Pope Francis devoted his catechesis today to the holiness of the Church. His insistence that the primary meaning of the Creed’s statement that the Church is holy is that she is the creature and the recipient of God’s holy grace and gifts is well founded in the New Testament. This is a holiness that may and even must be acknowledged by those who constitute the Church on earth, not one of whom is not a sinner. As Augustine said somewhere, it is holy Church that prays every day: “Forgive us our trespasses.”
I note that the Pope did not make use of the view that has recently threatened to become canonical: that the Church is without sin but not without sinners. This formulation came from the Swiss theologian Charles Journet, but he, along with his close friend Jacques Maritain, defended the view that the Church has a “subsistence” of its own that is not reducible to the subsistences of its members, that it is itself a “person” not reducible to the persons of its members. It is that supra-personal Church of which holiness is predicated. Journet did not, of course, deny that the Church was composed of sinners nor that among the worst of them were high ecclesiastical personages, but he did not think that their sins could be attributed to the Church which he identified instead with the gifts of God and their holy effects in the Church’s members. Yves Congar thought that this reified the formal element of the Church.

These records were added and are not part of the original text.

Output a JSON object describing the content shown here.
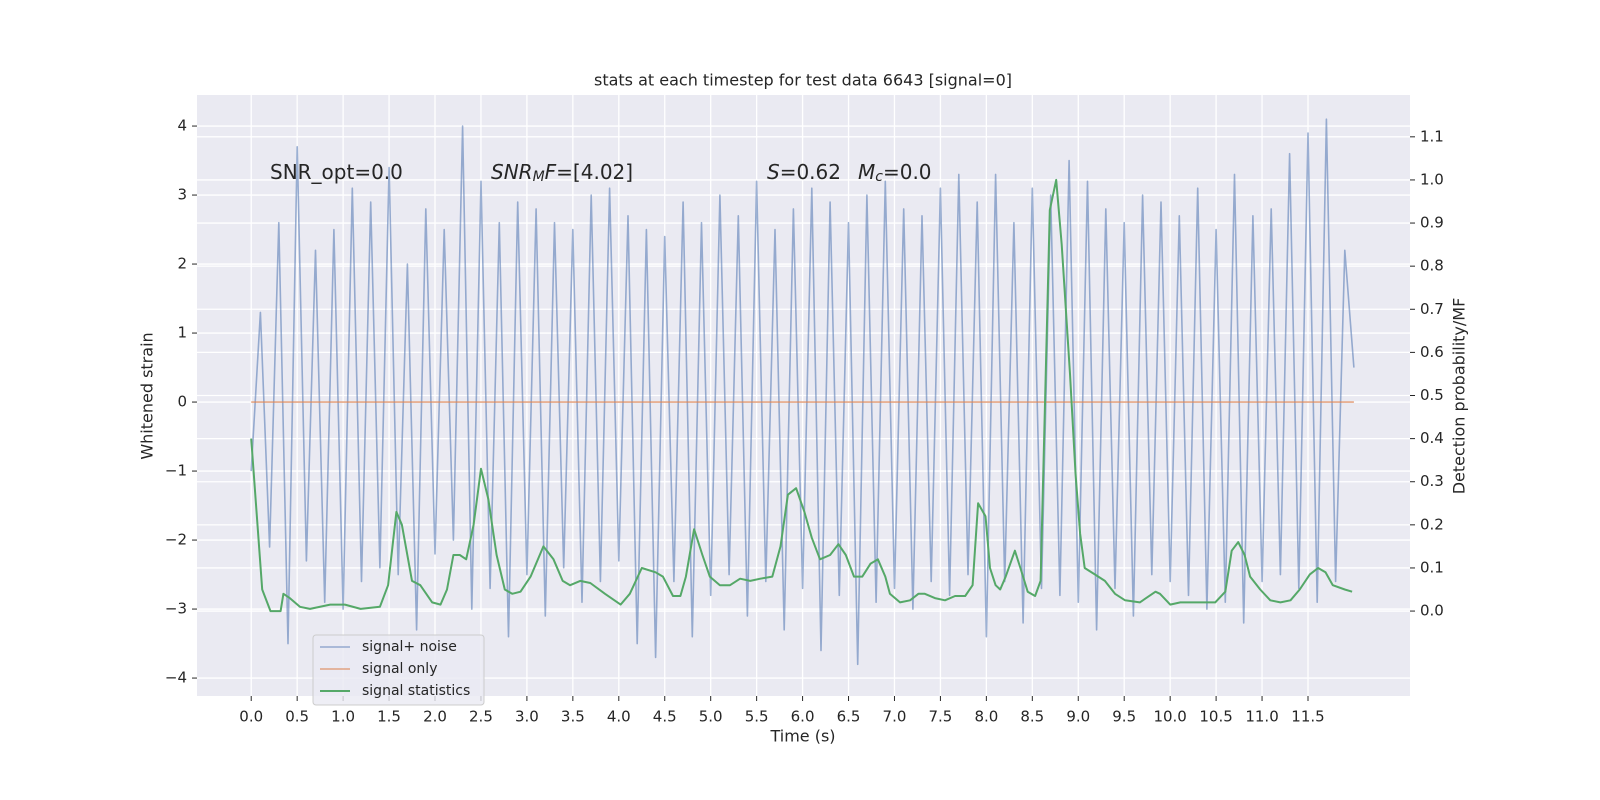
{
  "chart_data": {
    "type": "line",
    "title": "stats at each timestep for test data 6643 [signal=0]",
    "xlabel": "Time (s)",
    "ylabel": "Whitened strain",
    "y2label": "Detection probability/MF",
    "xlim": [
      -0.59,
      12.61
    ],
    "ylim": [
      -4.26,
      4.45
    ],
    "y2lim": [
      -0.197,
      1.197
    ],
    "xticks": [
      {
        "value": 0,
        "label": "0.0"
      },
      0.5,
      {
        "value": 1,
        "label": "1.0"
      },
      1.5,
      {
        "value": 2,
        "label": "2.0"
      },
      2.5,
      {
        "value": 3,
        "label": "3.0"
      },
      3.5,
      {
        "value": 4,
        "label": "4.0"
      },
      4.5,
      {
        "value": 5,
        "label": "5.0"
      },
      5.5,
      {
        "value": 6,
        "label": "6.0"
      },
      6.5,
      {
        "value": 7,
        "label": "7.0"
      },
      7.5,
      {
        "value": 8,
        "label": "8.0"
      },
      8.5,
      {
        "value": 9,
        "label": "9.0"
      },
      9.5,
      {
        "value": 10,
        "label": "10.0"
      },
      10.5,
      {
        "value": 11,
        "label": "11.0"
      },
      11.5
    ],
    "yticks": [
      {
        "value": -4,
        "label": "−4"
      },
      {
        "value": -3,
        "label": "−3"
      },
      {
        "value": -2,
        "label": "−2"
      },
      {
        "value": -1,
        "label": "−1"
      },
      0,
      1,
      2,
      3,
      4
    ],
    "y2ticks": [
      {
        "value": 0,
        "label": "0.0"
      },
      0.1,
      0.2,
      0.3,
      0.4,
      0.5,
      0.6,
      0.7,
      0.8,
      0.9,
      {
        "value": 1,
        "label": "1.0"
      },
      1.1
    ],
    "grid": true,
    "legend": "lower left",
    "annotations": [
      [
        {
          "text": "SNR_opt=0.0"
        }
      ],
      [
        {
          "text": "SNR",
          "style": "italic"
        },
        {
          "text": "M",
          "style": "italic-sub"
        },
        {
          "text": "F",
          "style": "italic"
        },
        {
          "text": "=[4.02]"
        }
      ],
      [
        {
          "text": "S",
          "style": "italic"
        },
        {
          "text": "=0.62"
        }
      ],
      [
        {
          "text": "M",
          "style": "italic"
        },
        {
          "text": "c",
          "style": "italic-sub"
        },
        {
          "text": "=0.0"
        }
      ]
    ],
    "series": [
      {
        "name": "signal+ noise",
        "color": "#4c72b0",
        "x": [
          0.0,
          0.1,
          0.2,
          0.3,
          0.4,
          0.5,
          0.6,
          0.7,
          0.8,
          0.9,
          1.0,
          1.1,
          1.2,
          1.3,
          1.4,
          1.5,
          1.6,
          1.7,
          1.8,
          1.9,
          2.0,
          2.1,
          2.2,
          2.3,
          2.4,
          2.5,
          2.6,
          2.7,
          2.8,
          2.9,
          3.0,
          3.1,
          3.2,
          3.3,
          3.4,
          3.5,
          3.6,
          3.7,
          3.8,
          3.9,
          4.0,
          4.1,
          4.2,
          4.3,
          4.4,
          4.5,
          4.6,
          4.7,
          4.8,
          4.9,
          5.0,
          5.1,
          5.2,
          5.3,
          5.4,
          5.5,
          5.6,
          5.7,
          5.8,
          5.9,
          6.0,
          6.1,
          6.2,
          6.3,
          6.4,
          6.5,
          6.6,
          6.7,
          6.8,
          6.9,
          7.0,
          7.1,
          7.2,
          7.3,
          7.4,
          7.5,
          7.6,
          7.7,
          7.8,
          7.9,
          8.0,
          8.1,
          8.2,
          8.3,
          8.4,
          8.5,
          8.6,
          8.7,
          8.8,
          8.9,
          9.0,
          9.1,
          9.2,
          9.3,
          9.4,
          9.5,
          9.6,
          9.7,
          9.8,
          9.9,
          10.0,
          10.1,
          10.2,
          10.3,
          10.4,
          10.5,
          10.6,
          10.7,
          10.8,
          10.9,
          11.0,
          11.1,
          11.2,
          11.3,
          11.4,
          11.5,
          11.6,
          11.7,
          11.8,
          11.9,
          12.0
        ],
        "values": [
          -1.0,
          1.3,
          -2.1,
          2.6,
          -3.5,
          3.7,
          -2.3,
          2.2,
          -2.9,
          2.5,
          -3.0,
          3.1,
          -2.6,
          2.9,
          -2.4,
          3.4,
          -2.5,
          2.0,
          -3.3,
          2.8,
          -2.2,
          2.5,
          -2.0,
          4.0,
          -3.0,
          3.2,
          -2.7,
          2.6,
          -3.4,
          2.9,
          -2.5,
          2.8,
          -3.1,
          2.6,
          -2.4,
          2.5,
          -2.9,
          3.0,
          -2.6,
          3.1,
          -2.3,
          2.7,
          -3.5,
          2.5,
          -3.7,
          2.4,
          -2.6,
          2.9,
          -3.4,
          2.6,
          -2.8,
          3.0,
          -2.5,
          2.7,
          -3.1,
          3.2,
          -2.6,
          2.5,
          -3.3,
          2.8,
          -2.7,
          3.1,
          -3.6,
          2.9,
          -2.8,
          2.6,
          -3.8,
          3.0,
          -2.9,
          3.2,
          -2.7,
          2.8,
          -3.0,
          2.7,
          -2.6,
          3.1,
          -2.8,
          3.3,
          -2.5,
          2.9,
          -3.4,
          3.3,
          -2.6,
          2.6,
          -3.2,
          3.1,
          -2.7,
          3.0,
          -2.8,
          3.5,
          -2.9,
          3.2,
          -3.3,
          2.8,
          -2.7,
          2.6,
          -3.1,
          3.0,
          -2.5,
          2.9,
          -2.6,
          2.7,
          -2.8,
          3.1,
          -3.0,
          2.5,
          -2.9,
          3.3,
          -3.2,
          2.7,
          -2.6,
          2.8,
          -2.5,
          3.6,
          -2.7,
          3.9,
          -2.9,
          4.1,
          -2.6,
          2.2,
          0.5
        ]
      },
      {
        "name": "signal only",
        "color": "#dd8452",
        "x": [
          0.0,
          12.0
        ],
        "values": [
          0,
          0
        ]
      },
      {
        "name": "signal statistics",
        "color": "#55a868",
        "axis": "y2",
        "x": [
          0,
          0.12,
          0.21,
          0.32,
          0.35,
          0.42,
          0.53,
          0.64,
          0.86,
          1.02,
          1.19,
          1.4,
          1.49,
          1.58,
          1.64,
          1.75,
          1.84,
          1.97,
          2.06,
          2.13,
          2.2,
          2.27,
          2.34,
          2.42,
          2.5,
          2.58,
          2.67,
          2.76,
          2.84,
          2.93,
          3.04,
          3.18,
          3.29,
          3.39,
          3.47,
          3.58,
          3.69,
          3.85,
          4.02,
          4.12,
          4.25,
          4.4,
          4.48,
          4.59,
          4.67,
          4.73,
          4.82,
          4.91,
          4.99,
          5.1,
          5.21,
          5.32,
          5.43,
          5.54,
          5.67,
          5.76,
          5.84,
          5.93,
          6.02,
          6.1,
          6.19,
          6.3,
          6.39,
          6.47,
          6.56,
          6.65,
          6.74,
          6.82,
          6.9,
          6.95,
          7.06,
          7.17,
          7.26,
          7.33,
          7.44,
          7.55,
          7.66,
          7.77,
          7.85,
          7.91,
          7.99,
          8.04,
          8.1,
          8.15,
          8.21,
          8.31,
          8.37,
          8.45,
          8.53,
          8.59,
          8.64,
          8.69,
          8.76,
          8.82,
          8.91,
          8.97,
          9.02,
          9.07,
          9.18,
          9.29,
          9.4,
          9.51,
          9.67,
          9.84,
          9.89,
          10.0,
          10.11,
          10.33,
          10.49,
          10.6,
          10.67,
          10.74,
          10.81,
          10.87,
          10.98,
          11.09,
          11.2,
          11.31,
          11.41,
          11.52,
          11.61,
          11.69,
          11.77,
          11.9,
          11.98
        ],
        "values": [
          0.4,
          0.05,
          0.0,
          0.0,
          0.04,
          0.03,
          0.01,
          0.005,
          0.015,
          0.015,
          0.005,
          0.01,
          0.06,
          0.23,
          0.2,
          0.07,
          0.06,
          0.02,
          0.015,
          0.05,
          0.13,
          0.13,
          0.12,
          0.2,
          0.33,
          0.26,
          0.13,
          0.05,
          0.04,
          0.045,
          0.08,
          0.15,
          0.12,
          0.07,
          0.06,
          0.07,
          0.065,
          0.04,
          0.015,
          0.04,
          0.1,
          0.09,
          0.08,
          0.035,
          0.035,
          0.08,
          0.19,
          0.13,
          0.08,
          0.06,
          0.06,
          0.075,
          0.07,
          0.075,
          0.08,
          0.15,
          0.27,
          0.285,
          0.23,
          0.17,
          0.12,
          0.13,
          0.155,
          0.13,
          0.08,
          0.08,
          0.11,
          0.12,
          0.08,
          0.04,
          0.02,
          0.025,
          0.04,
          0.04,
          0.03,
          0.025,
          0.035,
          0.035,
          0.06,
          0.25,
          0.22,
          0.1,
          0.06,
          0.05,
          0.08,
          0.14,
          0.1,
          0.045,
          0.035,
          0.07,
          0.5,
          0.93,
          1.0,
          0.85,
          0.55,
          0.32,
          0.18,
          0.1,
          0.085,
          0.07,
          0.04,
          0.025,
          0.02,
          0.045,
          0.04,
          0.015,
          0.02,
          0.02,
          0.02,
          0.045,
          0.14,
          0.16,
          0.13,
          0.08,
          0.05,
          0.025,
          0.02,
          0.025,
          0.05,
          0.085,
          0.1,
          0.09,
          0.06,
          0.05,
          0.045
        ]
      }
    ]
  }
}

Augustine and Aquinas thought differently. Identifying the Church on earth with its members, all of whom are sinners and must plead everyday for the Lord to forgive them their trespasses, they said that the Church would be “without stain or wrinkle” only in the Kingdom. Here is the neat short explanation in St. Thomas Aquinas’s commentary on the article of the Creed:
With regard to holiness: it can be noted that Scripture speaks of another assembly, that of evildoers: “I hate the assembly of evildoers [ecclesiam malignantium] (Ps 26:5). That assembly is evil, but the Church of Christ is holy. As the Apostle says, “God’s temple is holy, and you are that temple” (1 Cor 3:17). The faithful of this assembly are made holy in three ways. First, just as a church is materially washed when it is being consecrated, so also the faithful are washed in the blood of Christ: “He loves us and has washed us from our sins by his blood” (Rev 1:5). “Jesus suffered outside the gate in order to sanctify the people through his own blood” (Hb 13:12). Secondly, just as a church is anointed, so also the faithful receive a spiritual anointing which makes them holy; otherwise they would not be Christians, for “Christ” means “anointed.” This anointing is the grace of the Holy Spirit: “God has anointed us” (2 Cor 1:21). “You were made holy in the name of the Lord Jesus Christ” (1 Cor 6:11). The third way in which the faithful are made holy is by the indwelling of the Trinity, for any place where God dwells is a holy place: “This place is holy” (Gen 28:16). “Holiness befits your house, O Lord” (Ps 93:5). There is also a fourth way in which the faithful become holy: they are called by God’s name. “You, O Lord, are in the midst of us, and we are called by your name” (Jer 14:9).
After being made holy in such ways, then, we must beware not by sin to desecrate the temple of God which is our souls: “If anyone violates God’s temple, God will destroy him” (1 Cor 3:17).
In a gloss on the first of the reasons Aquinas gives for the holiness of the Church, Journet makes him say that it is the Church who “washes the faithful in the blood of Christ,” which (1) distinguishes the Church from the faithful and (2) ignores that Aquinas here was speaking of the Church–that is, the assembly of believers–having been washed in the blood of Christ’s sacrifice itself, not in its sacramental re-enactment.